Uma luta complexa, em uma fase que deveria ser sinônimo de leveza e brincadeira. No Brasil, o câncer é uma realidade presente na vida de inúmeras crianças. Drama que já é a primeira maior causa de mortes por doenças no país entre crianças e adolescentes de um a 19 anos, de acordo com dados do Instituto Nacional do Câncer (Inca).

 

Segundo a instituição, 80% dessas crianças e adolescentes seriam curados com o tratamento necessário e o diagnóstico precoce da doença. Porém, são nesses pontos que mora o grande "x" do problema. Neviçolino Pereira de Carvalho, oncologista pediátrico, ressalta que há avanços, mas alguns dilemas, como remédios de alto custo e falta de assistência especializada para auxiliar essas crianças, são grandes entraves.
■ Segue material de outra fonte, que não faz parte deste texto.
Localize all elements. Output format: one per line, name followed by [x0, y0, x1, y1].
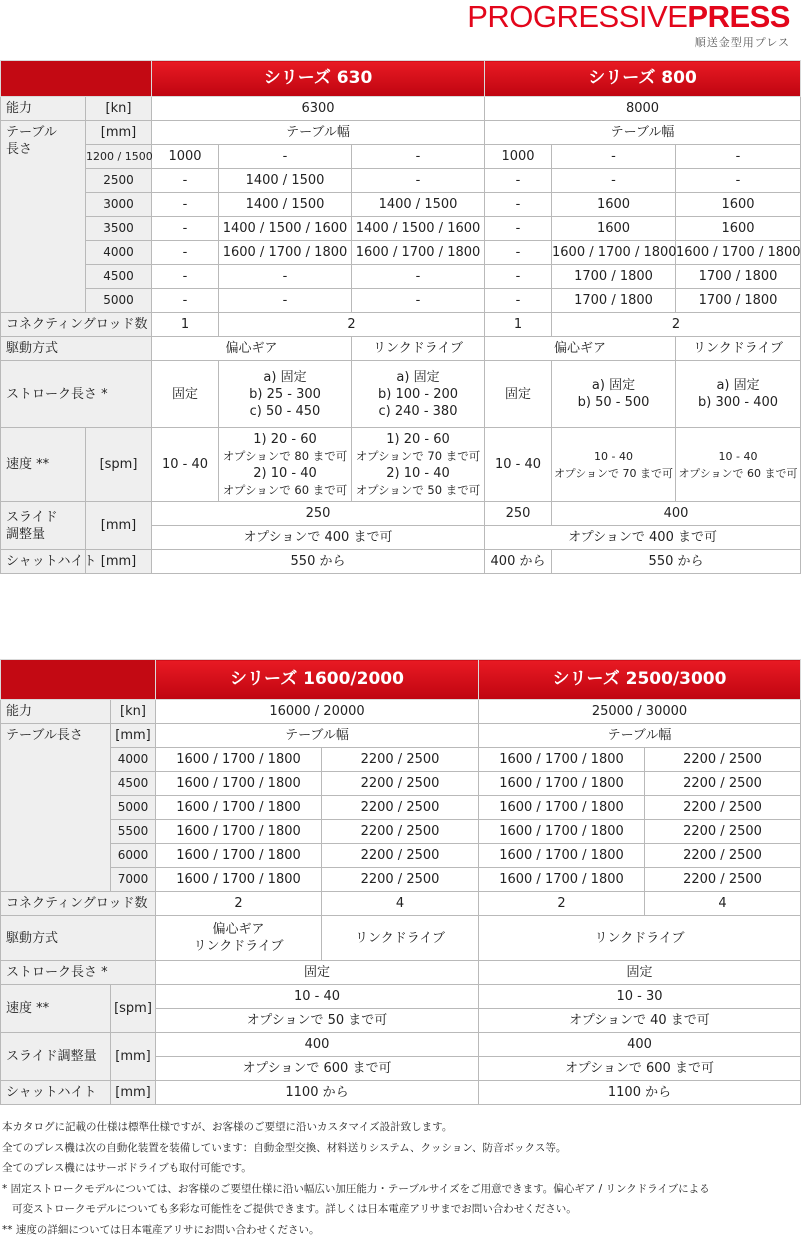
brand-subtitle: 順送金型用プレス: [467, 34, 790, 50]
cell: 1700 / 1800: [552, 289, 676, 313]
cell: -: [152, 265, 219, 289]
cell: 1700 / 1800: [552, 265, 676, 289]
stroke-label: ストローク長さ *: [1, 961, 156, 985]
cell: 1600 / 1700 / 1800: [352, 241, 485, 265]
series-1600-2000-header: シリーズ 1600/2000: [156, 660, 479, 700]
cell: 1400 / 1500: [352, 193, 485, 217]
slide-unit: [mm]: [86, 502, 152, 550]
capacity-unit: [kn]: [86, 97, 152, 121]
cell: -: [485, 169, 552, 193]
connecting-rod-row: [1, 892, 801, 916]
table-length-value: 4500: [111, 772, 156, 796]
cell: テーブル幅: [479, 724, 801, 748]
drive-label: 駆動方式: [1, 916, 156, 961]
capacity-unit: [kn]: [111, 700, 156, 724]
cell: 2200 / 2500: [645, 748, 801, 772]
cell: 2: [552, 313, 801, 337]
cell: 1600 / 1700 / 1800: [552, 241, 676, 265]
table-length-label: テーブル長さ: [1, 724, 111, 892]
series-header-row: [1, 660, 801, 700]
cell: -: [219, 145, 352, 169]
table-row: [1, 265, 801, 289]
cell: 10 - 40 オプションで 60 まで可: [676, 428, 801, 502]
cell: 2200 / 2500: [322, 772, 479, 796]
cell: 1600: [676, 217, 801, 241]
cell: 2200 / 2500: [645, 868, 801, 892]
table-row: [1, 820, 801, 844]
cell: 2: [479, 892, 645, 916]
series-800-header: シリーズ 800: [485, 61, 801, 97]
table-width-630: テーブル幅: [152, 121, 485, 145]
capacity-label: 能力: [1, 97, 86, 121]
table-length-unit: [mm]: [111, 724, 156, 748]
cell: 16000 / 20000: [156, 700, 479, 724]
cell: 10 - 40 オプションで 70 まで可: [552, 428, 676, 502]
cell: テーブル幅: [156, 724, 479, 748]
table-length-value: 1200 / 1500: [86, 145, 152, 169]
footnote: 本カタログに記載の仕様は標準仕様ですが、お客様のご要望に沿いカスタマイズ設計致します。: [2, 1117, 710, 1138]
cell: 2200 / 2500: [322, 796, 479, 820]
cell: 1700 / 1800: [676, 289, 801, 313]
cell: 10 - 40: [152, 428, 219, 502]
cell: 2200 / 2500: [322, 820, 479, 844]
cell: 2200 / 2500: [645, 796, 801, 820]
shut-height-row: [1, 550, 801, 574]
capacity-label: 能力: [1, 700, 111, 724]
cell: -: [152, 241, 219, 265]
cell: オプションで 50 まで可: [156, 1009, 479, 1033]
connecting-rod-row: [1, 313, 801, 337]
slide-label: スライド調整量: [1, 1033, 111, 1081]
cell: オプションで 40 まで可: [479, 1009, 801, 1033]
cell: 400: [552, 502, 801, 526]
cell: 2: [156, 892, 322, 916]
cell: 2200 / 2500: [645, 844, 801, 868]
table-length-value: 5000: [111, 796, 156, 820]
cell: -: [485, 193, 552, 217]
table-length-value: 6000: [111, 844, 156, 868]
table-row: [1, 772, 801, 796]
cell: オプションで 600 まで可: [479, 1057, 801, 1081]
cell: 1000: [485, 145, 552, 169]
cell: -: [152, 169, 219, 193]
cell: a) 固定 b) 100 - 200 c) 240 - 380: [352, 361, 485, 428]
slide-unit: [mm]: [111, 1033, 156, 1081]
cell: 1600 / 1700 / 1800: [479, 820, 645, 844]
cell: 1600: [552, 217, 676, 241]
cell: 1700 / 1800: [676, 265, 801, 289]
cell: 1600: [676, 193, 801, 217]
cell: -: [152, 217, 219, 241]
cell: 1600: [552, 193, 676, 217]
cell: 1600 / 1700 / 1800: [479, 796, 645, 820]
cell: -: [352, 169, 485, 193]
cell: リンクドライブ: [676, 337, 801, 361]
cell: 1400 / 1500 / 1600: [352, 217, 485, 241]
stroke-row: [1, 961, 801, 985]
cell: 2200 / 2500: [322, 844, 479, 868]
table-length-value: 4500: [86, 265, 152, 289]
cell: 400: [479, 1033, 801, 1057]
cell: 1600 / 1700 / 1800: [156, 772, 322, 796]
footnote: 可変ストロークモデルについても多彩な可能性をご提供できます。詳しくは日本電産アリサまでお問い合わせください。: [2, 1199, 710, 1220]
cell: a) 固定 b) 50 - 500: [552, 361, 676, 428]
cell: 2200 / 2500: [322, 868, 479, 892]
cell: 2: [219, 313, 485, 337]
cell: 1400 / 1500: [219, 193, 352, 217]
cell: 1100 から: [479, 1081, 801, 1105]
cell: 1600 / 1700 / 1800: [479, 844, 645, 868]
table-row: [1, 193, 801, 217]
cell: 1600 / 1700 / 1800: [479, 748, 645, 772]
cell: -: [552, 145, 676, 169]
cell: 1400 / 1500: [219, 169, 352, 193]
series-header-row: [1, 61, 801, 97]
cell: -: [676, 145, 801, 169]
cell: オプションで 400 まで可: [152, 526, 485, 550]
cell: -: [485, 217, 552, 241]
cell: 1600 / 1700 / 1800: [156, 748, 322, 772]
cell: -: [219, 289, 352, 313]
cell: リンクドライブ: [479, 916, 801, 961]
cell: 1600 / 1700 / 1800: [219, 241, 352, 265]
cell: オプションで 600 まで可: [156, 1057, 479, 1081]
slide-row: [1, 502, 801, 526]
cell: -: [352, 145, 485, 169]
stroke-label: ストローク長さ *: [1, 361, 152, 428]
cell: 偏心ギア: [485, 337, 676, 361]
table-length-value: 5500: [111, 820, 156, 844]
table-length-value: 7000: [111, 868, 156, 892]
drive-label: 駆動方式: [1, 337, 152, 361]
cell: 1600 / 1700 / 1800: [156, 796, 322, 820]
shut-height-row: [1, 1081, 801, 1105]
connecting-rod-label: コネクティングロッド数: [1, 313, 152, 337]
cell: 10 - 40: [485, 428, 552, 502]
table-width-header-row: [1, 121, 801, 145]
table-row: [1, 844, 801, 868]
table-row: [1, 868, 801, 892]
speed-label: 速度 **: [1, 428, 86, 502]
cell: 1600 / 1700 / 1800: [156, 844, 322, 868]
brand-header: [467, 0, 790, 50]
table-row: [1, 217, 801, 241]
shut-height-unit: [mm]: [111, 1081, 156, 1105]
cell: -: [152, 289, 219, 313]
shut-height-label: シャットハイト: [1, 1081, 111, 1105]
cell: 2200 / 2500: [322, 748, 479, 772]
table-length-value: 2500: [86, 169, 152, 193]
cell: -: [485, 289, 552, 313]
cell: 固定: [479, 961, 801, 985]
speed-unit: [spm]: [111, 985, 156, 1033]
cell: 10 - 30: [479, 985, 801, 1009]
table-length-value: 4000: [86, 241, 152, 265]
slide-label: スライド 調整量: [1, 502, 86, 550]
cell: リンクドライブ: [322, 916, 479, 961]
cell: 10 - 40: [156, 985, 479, 1009]
table-row: [1, 145, 801, 169]
capacity-row: [1, 97, 801, 121]
brand-logo: PROGRESSIVEPRESS: [467, 0, 790, 34]
cell: 1600 / 1700 / 1800: [156, 868, 322, 892]
footnotes: [2, 1117, 710, 1240]
table-length-label: テーブル 長さ: [1, 121, 86, 313]
table-row: [1, 796, 801, 820]
cell: -: [352, 289, 485, 313]
cell: 1000: [152, 145, 219, 169]
cell: -: [352, 265, 485, 289]
table-length-value: 3500: [86, 217, 152, 241]
speed-label: 速度 **: [1, 985, 111, 1033]
cell: 固定: [156, 961, 479, 985]
capacity-row: [1, 700, 801, 724]
speed-row: [1, 428, 801, 502]
cell: 1600 / 1700 / 1800: [156, 820, 322, 844]
table-row: [1, 289, 801, 313]
cell: 400 から: [485, 550, 552, 574]
cell: 2200 / 2500: [645, 772, 801, 796]
cell: -: [152, 193, 219, 217]
spec-table-1600-3000: [0, 659, 801, 1105]
footnote: * 固定ストロークモデルについては、お客様のご要望仕様に沿い幅広い加圧能力・テーブルサイズをご用意できます。偏心ギア / リンクドライブによる: [2, 1179, 710, 1200]
cell: 固定: [152, 361, 219, 428]
cell: -: [485, 241, 552, 265]
series-630-header: シリーズ 630: [152, 61, 485, 97]
cell: -: [676, 169, 801, 193]
table-length-value: 4000: [111, 748, 156, 772]
cell: 1600 / 1700 / 1800: [676, 241, 801, 265]
table-width-800: テーブル幅: [485, 121, 801, 145]
table-length-value: 3000: [86, 193, 152, 217]
cell: リンクドライブ: [352, 337, 485, 361]
cell: -: [485, 265, 552, 289]
cell: 250: [485, 502, 552, 526]
cell: 4: [322, 892, 479, 916]
table-length-value: 5000: [86, 289, 152, 313]
table-row: [1, 241, 801, 265]
cell: 1: [485, 313, 552, 337]
cell: 400: [156, 1033, 479, 1057]
connecting-rod-label: コネクティングロッド数: [1, 892, 156, 916]
table-width-header-row: [1, 724, 801, 748]
drive-row: [1, 337, 801, 361]
footnote: ** 速度の詳細については日本電産アリサにお問い合わせください。: [2, 1220, 710, 1240]
cell: 1100 から: [156, 1081, 479, 1105]
footnote: 全てのプレス機にはサーボドライブも取付可能です。: [2, 1158, 710, 1179]
slide-row: [1, 1033, 801, 1057]
spec-table-630-800: [0, 60, 801, 574]
cell: 2200 / 2500: [645, 820, 801, 844]
cell: 1600 / 1700 / 1800: [479, 868, 645, 892]
cell: 550 から: [552, 550, 801, 574]
table-row: [1, 169, 801, 193]
speed-row: [1, 985, 801, 1009]
cell: -: [219, 265, 352, 289]
footnote: 全てのプレス機は次の自動化装置を装備しています：自動金型交換、材料送りシステム、クッション、防音ボックス等。: [2, 1138, 710, 1159]
cell: 550 から: [152, 550, 485, 574]
cell: 偏心ギア: [152, 337, 352, 361]
cell: a) 固定 b) 25 - 300 c) 50 - 450: [219, 361, 352, 428]
table-length-unit: [mm]: [86, 121, 152, 145]
capacity-630: 6300: [152, 97, 485, 121]
cell: 偏心ギア リンクドライブ: [156, 916, 322, 961]
cell: オプションで 400 まで可: [485, 526, 801, 550]
stroke-row: [1, 361, 801, 428]
cell: 1) 20 - 60 オプションで 70 まで可 2) 10 - 40 オプションで 50 まで可: [352, 428, 485, 502]
capacity-800: 8000: [485, 97, 801, 121]
cell: 4: [645, 892, 801, 916]
table-row: [1, 748, 801, 772]
cell: 固定: [485, 361, 552, 428]
cell: -: [552, 169, 676, 193]
speed-unit: [spm]: [86, 428, 152, 502]
cell: 1) 20 - 60 オプションで 80 まで可 2) 10 - 40 オプションで 60 まで可: [219, 428, 352, 502]
shut-height-label: シャットハイト: [1, 550, 86, 574]
cell: 1: [152, 313, 219, 337]
cell: 1400 / 1500 / 1600: [219, 217, 352, 241]
cell: a) 固定 b) 300 - 400: [676, 361, 801, 428]
cell: 1600 / 1700 / 1800: [479, 772, 645, 796]
series-2500-3000-header: シリーズ 2500/3000: [479, 660, 801, 700]
drive-row: [1, 916, 801, 961]
shut-height-unit: [mm]: [86, 550, 152, 574]
cell: 25000 / 30000: [479, 700, 801, 724]
cell: 250: [152, 502, 485, 526]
"Sabemos que alguns tumores existentes são curados somente com quimioterapia convencional. Mas outros, não. E novas imunoterapias, anticorpos biclonais, monoclonais e terapia alvo chegam com um preço muito alto no mercado", explica.

 

Muitos desses medicamentos possuem comprovação científica de que seu impacto aumenta, sim, a chance de cura desse grupo. Entretanto, ainda não estão disponíveis no Sistema Único de Saúde (SUS). No Brasil, há toda uma regulamentação para a inclusão dessas novas terapias. Etapas e prazos que precisam ser cumpridos corretamente, desde a fase inicial, que é o reconhecimento e a autorização da Agência Nacional de Vigilância Sanitária (Anvisa).

Desafios

Depois desse primeiro passo, é preciso, ainda, que a Comissão Nacional de Incorporação de Tecnologias no Sistema Único de Saúde (Conitec) faça a avaliação do medicamento para reconhecer seu impacto e eficácia no paciente. Em seguida, um dos pontos principais é analisado e posto à prova: como distribuir o insumo pelo SUS. "Esse processo pode durar até um ano", afirma Neviçolino.

 

De concreto no cenário em relação a possibilidades de terapias, há várias formas de extrema importância. Em especial da leucemia linfoide aguda (LLA) — tipo de câncer presente no sangue e na medula, capaz de afetar os glóbulos brancos, e o mais comum na infância. "Esse é muito necessário, principalmente nos casos em que os pacientes não respondem aos primeiro tratamento ou naqueles em que houve o controle da doença, mas o indivíduo acabou recidivando", detalha

O medicamento mencionado por Neviçolino é o Blinatumomab, imunoterápico considerado por muitos profissionais como um dos grandes avanços da medicina nos últimos anos. "Essa nova terapia revolucionou o cenário porque é uma medicação que, quando utilizada, consegue controlar novamente a doença. E conseguindo isso, temos como consolidar a remissão com o transplante de medula", descreve.

A cura

O Blina, já presente no Brasil na rede privada, busca o seu total acesso por meio do SUS para que mais crianças sejam ajudadas. Uma dessas tantas espalhadas pelo país com diagnóstico de LLA é Raíssa Batista, 12 anos, que descobriu a doença em julho de 2020. A princípio, como relata a mãe, Rosania Batista, 35, os sintomas eram dores de barriga, que aumentavam gradualmente ao longo dos dias.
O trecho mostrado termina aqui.